Bitcoin (BTC) rallied to a new all-time high (ATH) of $77,200 on November 8, surpassing the previous record set a day earlier. The surge followed the U.S. Presidential election and the Federal Reserve’s decision to lower interest rates amid ongoing discussions regarding its monetary policy.
The cryptocurrency’s rapid ascent raised questions about the sustainability of this rally and the potential for a market correction.
Bitcoin’s Ascent to New Heights
Bitcoin’s recent rally has been nothing short of extraordinary. The digital asset has experienced a remarkable year-to-date growth of over 118%, with a nearly 25% increase in the last month alone.
The surge comes on the heels of positive seasonal trends and halving-year data, suggesting a bullish outlook for the leading cryptocurrency. Historically, Bitcoin has reached new ATHs during the last two election cycles and hasn’t retreated to pre-election price levels.
With a market capitalization of $1.5 trillion, Bitcoin now ranks as the ninth most valuable asset globally, surpassing Meta, formerly known as Facebook.
The latest ATH occurred approximately 48 hours after the U.S. presidential election, which saw several pro-cryptocurrency policymakers elected to Congress.
The price movement coincided with a sudden surge during Wall Street trading hours, mirroring the previous day’s activity.
Bitcoin’s volatile performance came as the Federal Reserve lowered interest rates by the anticipated 0.25%.
Following the Federal Open Market Committee (FOMC) meeting, Fed Chair Jerome Powell stated that the risk factors influencing the Fed’s inflation and employment mandate were “roughly in balance.”

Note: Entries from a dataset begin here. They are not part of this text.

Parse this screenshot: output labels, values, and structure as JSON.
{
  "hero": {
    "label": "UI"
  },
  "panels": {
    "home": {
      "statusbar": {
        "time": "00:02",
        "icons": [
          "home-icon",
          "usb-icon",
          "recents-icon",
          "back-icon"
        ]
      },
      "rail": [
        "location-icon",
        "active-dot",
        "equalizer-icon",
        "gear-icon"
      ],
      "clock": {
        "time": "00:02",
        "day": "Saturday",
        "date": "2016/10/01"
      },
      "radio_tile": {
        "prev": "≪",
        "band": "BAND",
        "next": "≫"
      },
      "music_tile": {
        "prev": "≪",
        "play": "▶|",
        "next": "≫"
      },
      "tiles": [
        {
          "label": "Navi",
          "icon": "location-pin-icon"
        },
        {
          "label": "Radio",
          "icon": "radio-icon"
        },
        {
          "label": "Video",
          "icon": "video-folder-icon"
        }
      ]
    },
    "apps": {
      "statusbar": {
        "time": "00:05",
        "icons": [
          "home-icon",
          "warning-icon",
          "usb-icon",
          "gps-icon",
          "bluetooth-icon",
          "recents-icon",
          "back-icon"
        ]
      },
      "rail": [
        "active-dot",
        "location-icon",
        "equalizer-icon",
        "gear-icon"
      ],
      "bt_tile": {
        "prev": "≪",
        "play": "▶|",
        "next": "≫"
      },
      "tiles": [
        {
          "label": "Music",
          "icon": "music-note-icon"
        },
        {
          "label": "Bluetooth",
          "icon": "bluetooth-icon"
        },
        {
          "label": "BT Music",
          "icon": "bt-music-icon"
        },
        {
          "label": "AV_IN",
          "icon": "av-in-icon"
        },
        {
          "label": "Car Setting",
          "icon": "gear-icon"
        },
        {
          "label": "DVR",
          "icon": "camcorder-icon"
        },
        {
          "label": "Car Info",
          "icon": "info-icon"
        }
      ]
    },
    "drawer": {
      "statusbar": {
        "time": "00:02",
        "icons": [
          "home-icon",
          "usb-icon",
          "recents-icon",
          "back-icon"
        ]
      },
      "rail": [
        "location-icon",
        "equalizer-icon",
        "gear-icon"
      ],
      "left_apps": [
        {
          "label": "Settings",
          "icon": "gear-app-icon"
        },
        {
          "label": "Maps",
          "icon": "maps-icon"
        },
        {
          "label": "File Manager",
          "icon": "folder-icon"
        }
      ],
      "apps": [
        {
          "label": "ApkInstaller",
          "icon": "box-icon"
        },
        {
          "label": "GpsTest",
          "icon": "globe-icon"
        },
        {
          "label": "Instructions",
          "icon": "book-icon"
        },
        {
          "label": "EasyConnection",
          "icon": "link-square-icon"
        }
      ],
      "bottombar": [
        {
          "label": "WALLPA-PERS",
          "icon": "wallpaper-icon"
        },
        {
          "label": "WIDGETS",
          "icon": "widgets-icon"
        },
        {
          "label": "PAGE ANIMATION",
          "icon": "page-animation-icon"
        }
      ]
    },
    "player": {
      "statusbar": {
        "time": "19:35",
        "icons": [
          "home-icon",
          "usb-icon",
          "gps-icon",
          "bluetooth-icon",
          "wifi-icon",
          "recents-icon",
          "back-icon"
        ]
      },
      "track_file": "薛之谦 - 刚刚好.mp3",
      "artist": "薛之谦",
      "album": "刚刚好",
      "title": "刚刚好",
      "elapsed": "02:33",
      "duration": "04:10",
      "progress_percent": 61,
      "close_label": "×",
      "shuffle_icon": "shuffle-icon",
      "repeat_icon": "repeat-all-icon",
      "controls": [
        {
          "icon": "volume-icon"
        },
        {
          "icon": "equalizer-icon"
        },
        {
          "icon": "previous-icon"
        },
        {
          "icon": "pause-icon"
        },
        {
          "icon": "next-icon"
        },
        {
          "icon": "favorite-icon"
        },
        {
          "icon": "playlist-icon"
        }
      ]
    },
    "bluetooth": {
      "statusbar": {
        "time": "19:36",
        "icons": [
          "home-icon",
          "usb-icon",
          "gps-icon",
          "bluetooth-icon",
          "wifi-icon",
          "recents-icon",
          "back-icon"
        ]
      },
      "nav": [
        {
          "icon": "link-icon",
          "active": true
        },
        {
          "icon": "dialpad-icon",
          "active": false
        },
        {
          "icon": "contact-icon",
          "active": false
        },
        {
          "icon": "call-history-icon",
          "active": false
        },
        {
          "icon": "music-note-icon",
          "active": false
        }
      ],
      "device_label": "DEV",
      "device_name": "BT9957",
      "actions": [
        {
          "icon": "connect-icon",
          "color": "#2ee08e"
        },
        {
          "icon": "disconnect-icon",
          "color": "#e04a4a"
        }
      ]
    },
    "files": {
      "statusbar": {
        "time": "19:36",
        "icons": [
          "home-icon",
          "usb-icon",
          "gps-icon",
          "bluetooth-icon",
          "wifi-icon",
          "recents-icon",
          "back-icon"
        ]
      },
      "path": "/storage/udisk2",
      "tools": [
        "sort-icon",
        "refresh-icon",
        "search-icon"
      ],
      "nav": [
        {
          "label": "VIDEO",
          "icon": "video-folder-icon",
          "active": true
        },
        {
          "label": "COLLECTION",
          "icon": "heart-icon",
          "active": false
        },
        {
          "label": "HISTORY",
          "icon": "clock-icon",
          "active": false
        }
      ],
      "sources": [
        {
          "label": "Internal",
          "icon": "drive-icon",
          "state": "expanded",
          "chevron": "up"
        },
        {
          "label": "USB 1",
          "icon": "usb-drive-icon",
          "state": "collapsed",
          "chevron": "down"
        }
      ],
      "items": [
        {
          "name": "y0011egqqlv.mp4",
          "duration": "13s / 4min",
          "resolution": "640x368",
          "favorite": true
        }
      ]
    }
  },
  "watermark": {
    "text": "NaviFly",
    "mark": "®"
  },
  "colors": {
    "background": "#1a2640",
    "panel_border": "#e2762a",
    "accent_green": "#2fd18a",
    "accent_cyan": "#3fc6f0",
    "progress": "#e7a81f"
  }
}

“Recent indicators suggest that economic activity has continued to expand at a solid pace,” he added. “Since earlier in the year, labor market conditions have generally eased, and the unemployment rate has moved up but remains low.”
The Fed’s Balancing Act
Market consensus aligns with the Fed’s planned course of action, with expectations favoring a further 0.25% interest rate cut at the next FOMC meeting in mid-December, according to CME Group’s FedWatch Tool.
However, trading resource The Kobeissi Letter cautions that the Fed’s stance on interest rates could shift if longer-term inflation trends escalate.
“Ultimately, we expect to follow long-term inflation expectations which have not ticked higher yet,” they said on X. “However, if these do begin rising, as they now stand at 2.1%, we believe the ‘Fed pivot’ would be at risk. This is a big IF, but anything is possible as we head into 2025.”
Bitcoin’s Market Dynamics and Potential Risks
Despite the macroeconomic intricacies surrounding the Fed’s decisions, Bitcoin appears unfazed, reaching its highest-ever daily close.
According to CoinGlass, Bitcoin is up 8% month-to-date and boasts Q4 gains of 19.6%. Data from
CoinGlass data also reveals considerable liquidity building on both sides of the spot Bitcoin price on exchange order books.
Commenting on this trend on X, the platform warned of “high leverage liquidity,” suggesting that refraining from trading might be the most careful strategy in the current market environment.
Amid these liquidity shifts, trading account CryptoMutant anticipates a “little pump before this overheated market makes a correction.”
Another trader, CrypNuevo, foresees the possibility of a “long squeeze,” a cascade of long Bitcoin liquidations, before the weekly close.